Title: Re: Push Button Engine: Open Source Flash Game Engine
Post by: damijin on April 12, 2009, 12:50:10 PM
I'll be quite interested when networking is fully implemented. I already use Box2d, so obviously I think its smart that they implemented that. Im a little interested in the other stuff, but the networking is the important part. A smartfox alternative would be dope.


Title: Re: Push Button Engine: Open Source Flash Game Engine
Post by: Stephen Zepp on April 14, 2009, 04:09:14 PM
Ben did a lot of the low level work to move Torque Networking to our standalone Torque Networking Library (which, for the record, is being used in Godfather II), and has a keen knowledge of how to do networking right. If it can be done in Flash, I'm pretty sure it'll be done pretty well!

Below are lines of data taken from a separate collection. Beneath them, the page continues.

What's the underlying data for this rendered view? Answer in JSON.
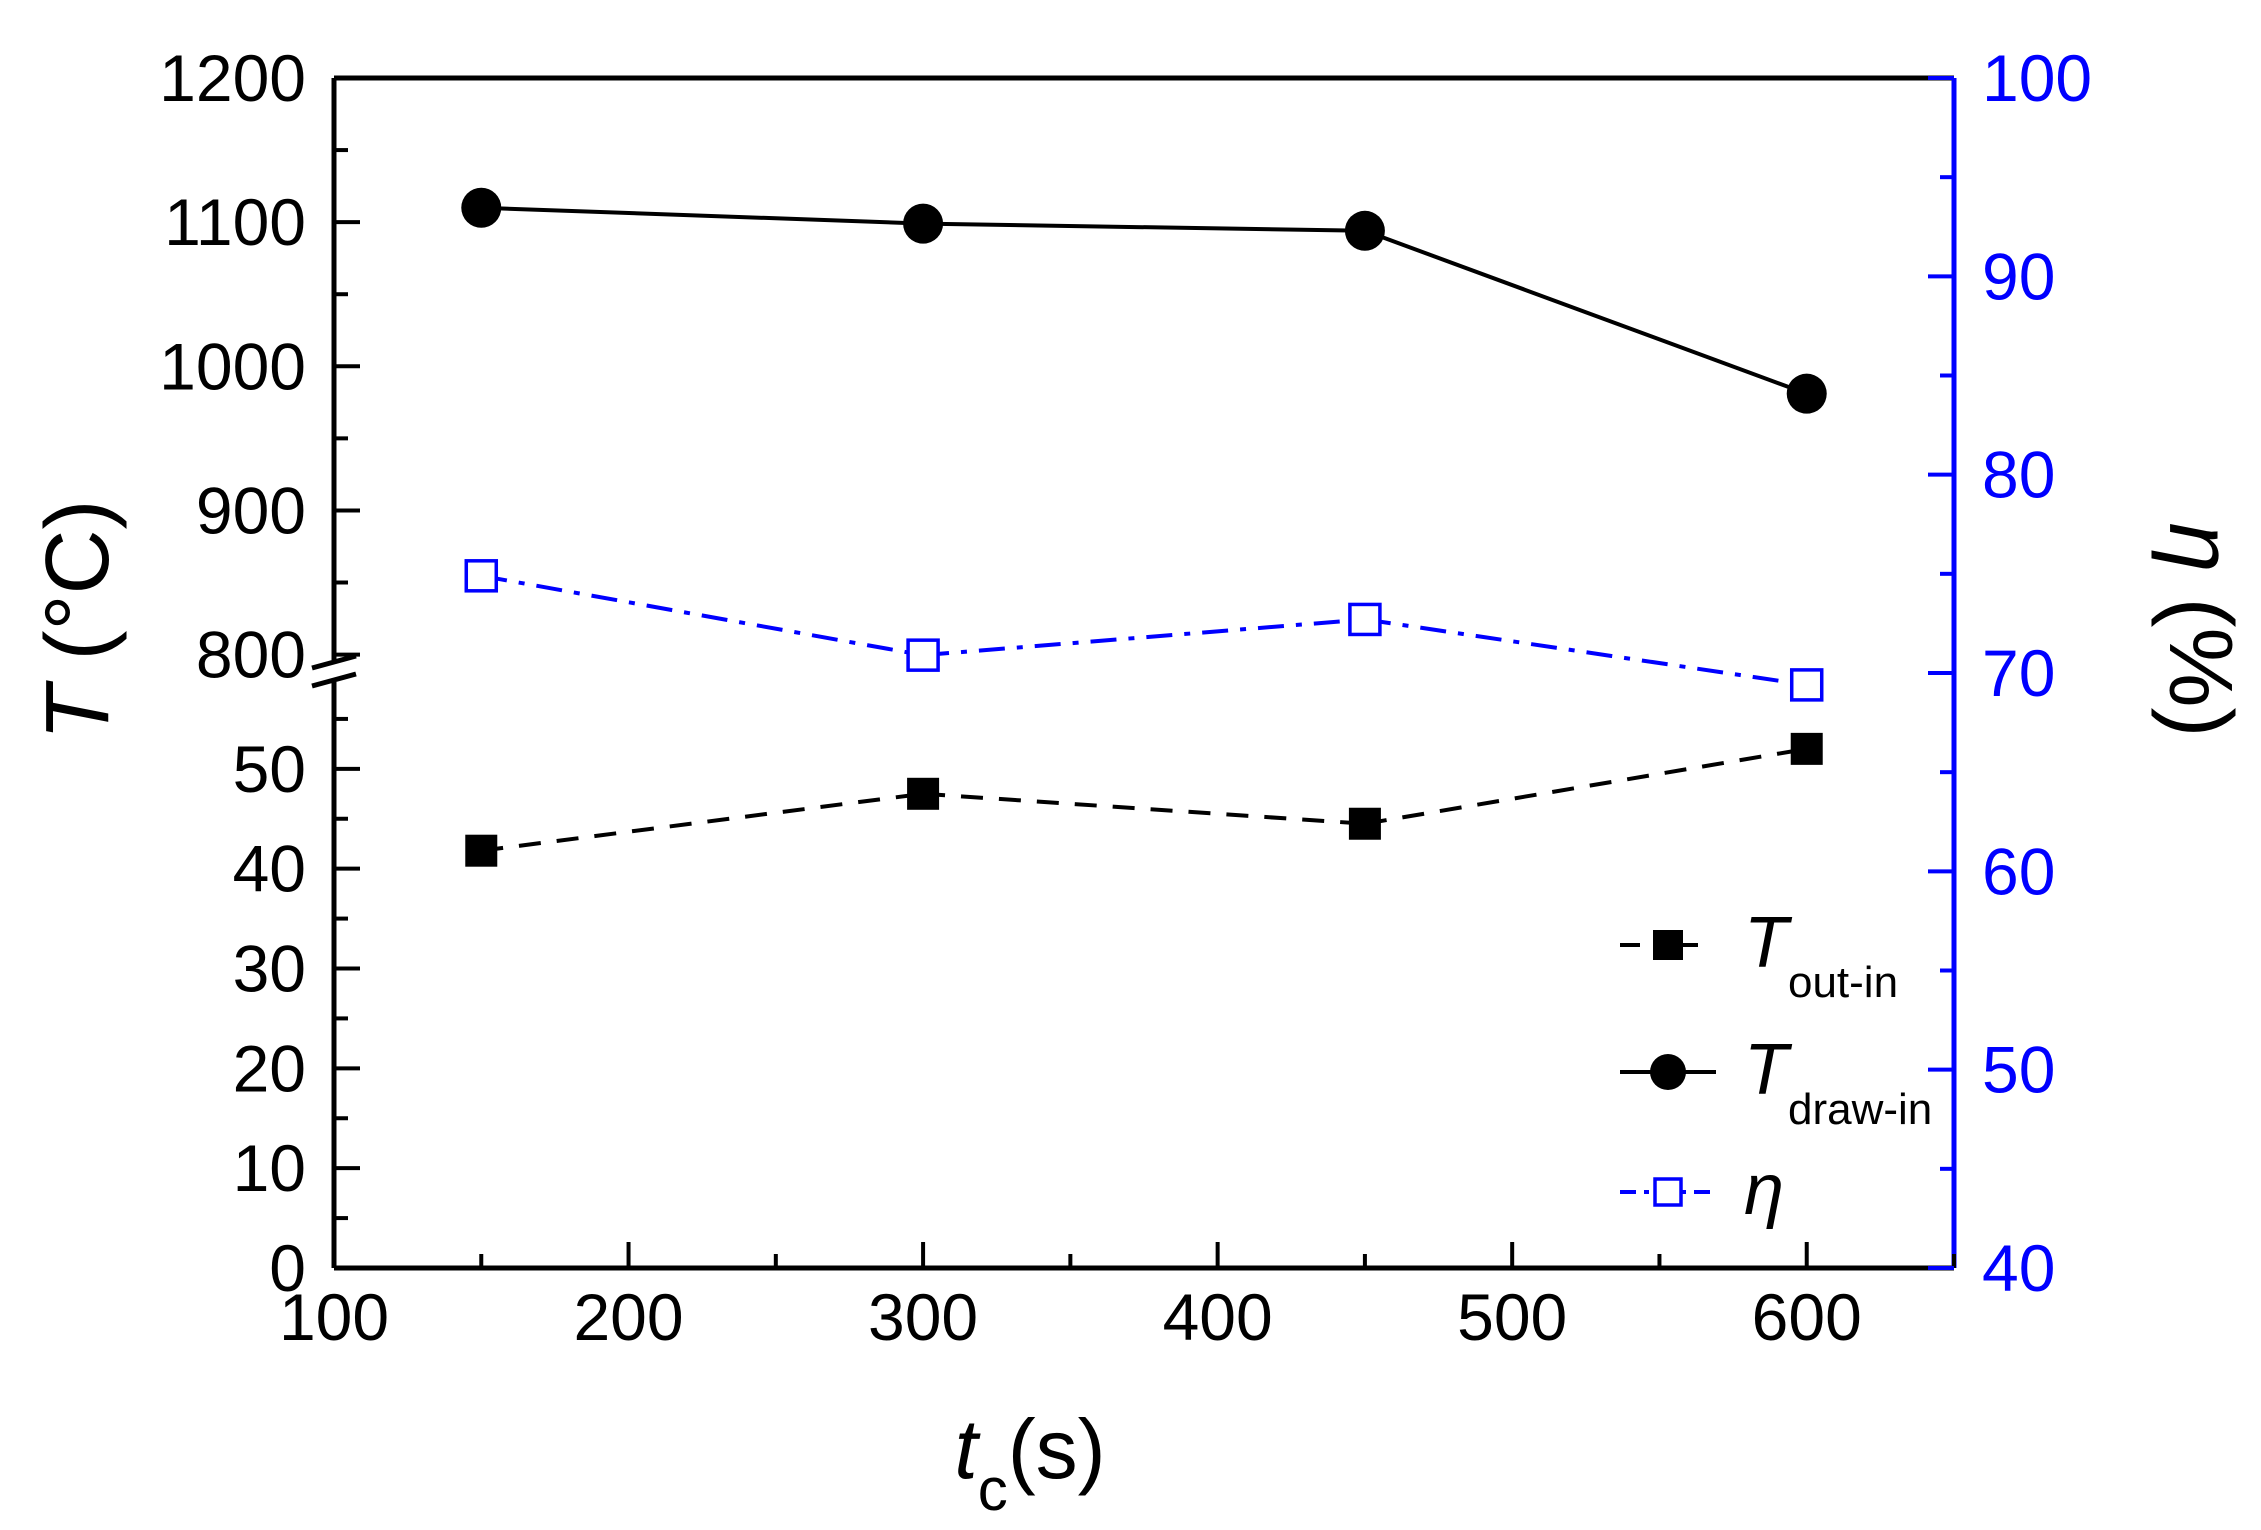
{
  "colors": {
    "black": "#000000",
    "blue": "#0000ff"
  },
  "chart_data": {
    "type": "line",
    "x_axis": {
      "label_main": "t",
      "label_sub": "c",
      "label_unit": "(s)",
      "range": [
        100,
        650
      ],
      "major_ticks": [
        100,
        200,
        300,
        400,
        500,
        600
      ],
      "minor_ticks": [
        150,
        250,
        350,
        450,
        550,
        650
      ]
    },
    "y_left_axis": {
      "label_main": "T",
      "label_unit": " (°C)",
      "broken": true,
      "lower_segment": {
        "range": [
          0,
          60
        ],
        "major_ticks": [
          0,
          10,
          20,
          30,
          40,
          50
        ],
        "minor_ticks": [
          5,
          15,
          25,
          35,
          45,
          55
        ]
      },
      "upper_segment": {
        "range": [
          790,
          1200
        ],
        "major_ticks": [
          800,
          900,
          1000,
          1100,
          1200
        ],
        "minor_ticks": [
          850,
          950,
          1050,
          1150
        ]
      }
    },
    "y_right_axis": {
      "label_main": "η",
      "label_unit": " (%)",
      "range": [
        40,
        100
      ],
      "major_ticks": [
        40,
        50,
        60,
        70,
        80,
        90,
        100
      ],
      "minor_ticks": [
        45,
        55,
        65,
        75,
        85,
        95
      ]
    },
    "series": [
      {
        "name": "T_out-in",
        "legend_main": "T",
        "legend_sub": "out-in",
        "axis": "left",
        "marker": "filled-square",
        "line": "dashed",
        "color": "#000000",
        "x": [
          150,
          300,
          450,
          600
        ],
        "y": [
          41.8,
          47.5,
          44.5,
          52
        ]
      },
      {
        "name": "T_draw-in",
        "legend_main": "T",
        "legend_sub": "draw-in",
        "axis": "left",
        "marker": "filled-circle",
        "line": "solid",
        "color": "#000000",
        "x": [
          150,
          300,
          450,
          600
        ],
        "y": [
          1110,
          1099,
          1094,
          981
        ]
      },
      {
        "name": "η",
        "legend_main": "η",
        "legend_sub": "",
        "axis": "right",
        "marker": "open-square",
        "line": "dash-dot",
        "color": "#0000ff",
        "x": [
          150,
          300,
          450,
          600
        ],
        "y": [
          74.9,
          70.9,
          72.7,
          69.4
        ]
      }
    ],
    "legend_position": "bottom-right"
  }
}
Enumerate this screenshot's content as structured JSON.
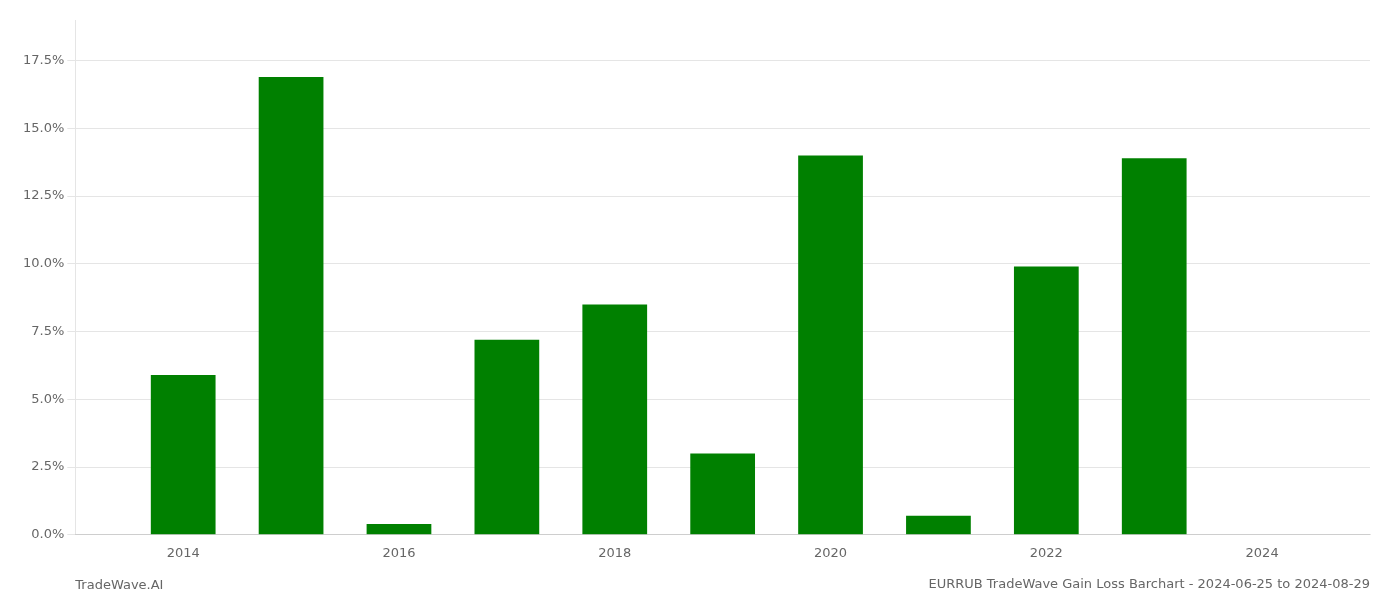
{
  "chart_data": {
    "type": "bar",
    "title": "EURRUB TradeWave Gain Loss Barchart - 2024-06-25 to 2024-08-29",
    "annotations": [
      "TradeWave.AI"
    ],
    "x": [
      2014,
      2015,
      2016,
      2017,
      2018,
      2019,
      2020,
      2021,
      2022,
      2023,
      2024
    ],
    "values": [
      0.059,
      0.169,
      0.004,
      0.072,
      0.085,
      0.03,
      0.14,
      0.007,
      0.099,
      0.139,
      0.0
    ],
    "color": "#008000",
    "xlim": [
      2013.0,
      2025.0
    ],
    "xticks": [
      2014,
      2016,
      2018,
      2020,
      2022,
      2024
    ],
    "ylim": [
      0.0,
      0.19
    ],
    "yticks": [
      {
        "value": 0.0,
        "label": "0.0%"
      },
      {
        "value": 0.025,
        "label": "2.5%"
      },
      {
        "value": 0.05,
        "label": "5.0%"
      },
      {
        "value": 0.075,
        "label": "7.5%"
      },
      {
        "value": 0.1,
        "label": "10.0%"
      },
      {
        "value": 0.125,
        "label": "12.5%"
      },
      {
        "value": 0.15,
        "label": "15.0%"
      },
      {
        "value": 0.175,
        "label": "17.5%"
      }
    ],
    "grid": true
  }
}
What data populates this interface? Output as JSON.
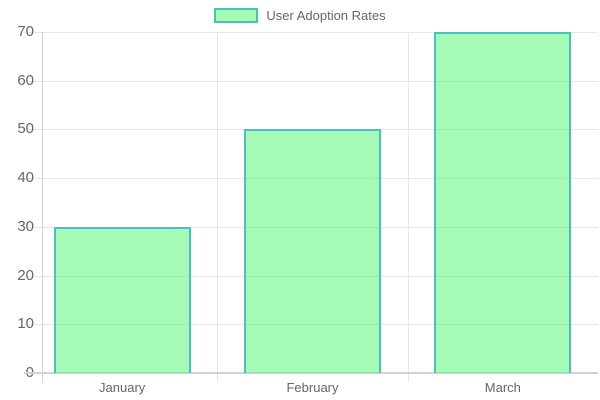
{
  "chart_data": {
    "type": "bar",
    "title": "",
    "legend_label": "User Adoption Rates",
    "legend_position": "top",
    "categories": [
      "January",
      "February",
      "March"
    ],
    "values": [
      30,
      50,
      70
    ],
    "series": [
      {
        "name": "User Adoption Rates",
        "values": [
          30,
          50,
          70
        ]
      }
    ],
    "ylim": [
      0,
      70
    ],
    "ytick_step": 10,
    "yticks": [
      0,
      10,
      20,
      30,
      40,
      50,
      60,
      70
    ],
    "grid": true,
    "colors": {
      "bar_fill": "rgba(75, 245, 110, 0.5)",
      "bar_border": "#4bc0c0",
      "gridline": "#e6e6e6",
      "axis_line": "#d2d2d2",
      "tick_text": "#666666",
      "background": "#ffffff"
    }
  }
}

Title: Re: Push Button Engine: Open Source Flash Game Engine
Post by: damijin on April 15, 2009, 01:23:00 AM
So, I havent gotten the chance to mess with it yet, and Im not a programmer, I just do art. But I am programmer literate.

I'm pretty sure I can get it to work, but Im king of curious. They have instructions for getting started using a variety of free IDEs and Adobe Flex (which can be used to build 'flash' swfs), but no information on how to use the engine with Adobe Flash CS3 or CS4.

As someone who talks to a shit ton of flash developers... no one uses flex. Like, companies do, but indies don't. We all use Flash CS4. Some still use CS3 if they haven't found a crack for CS4 or are lazy. I just feel like they should know that no one uses flex if they're assuming for some reason that people do.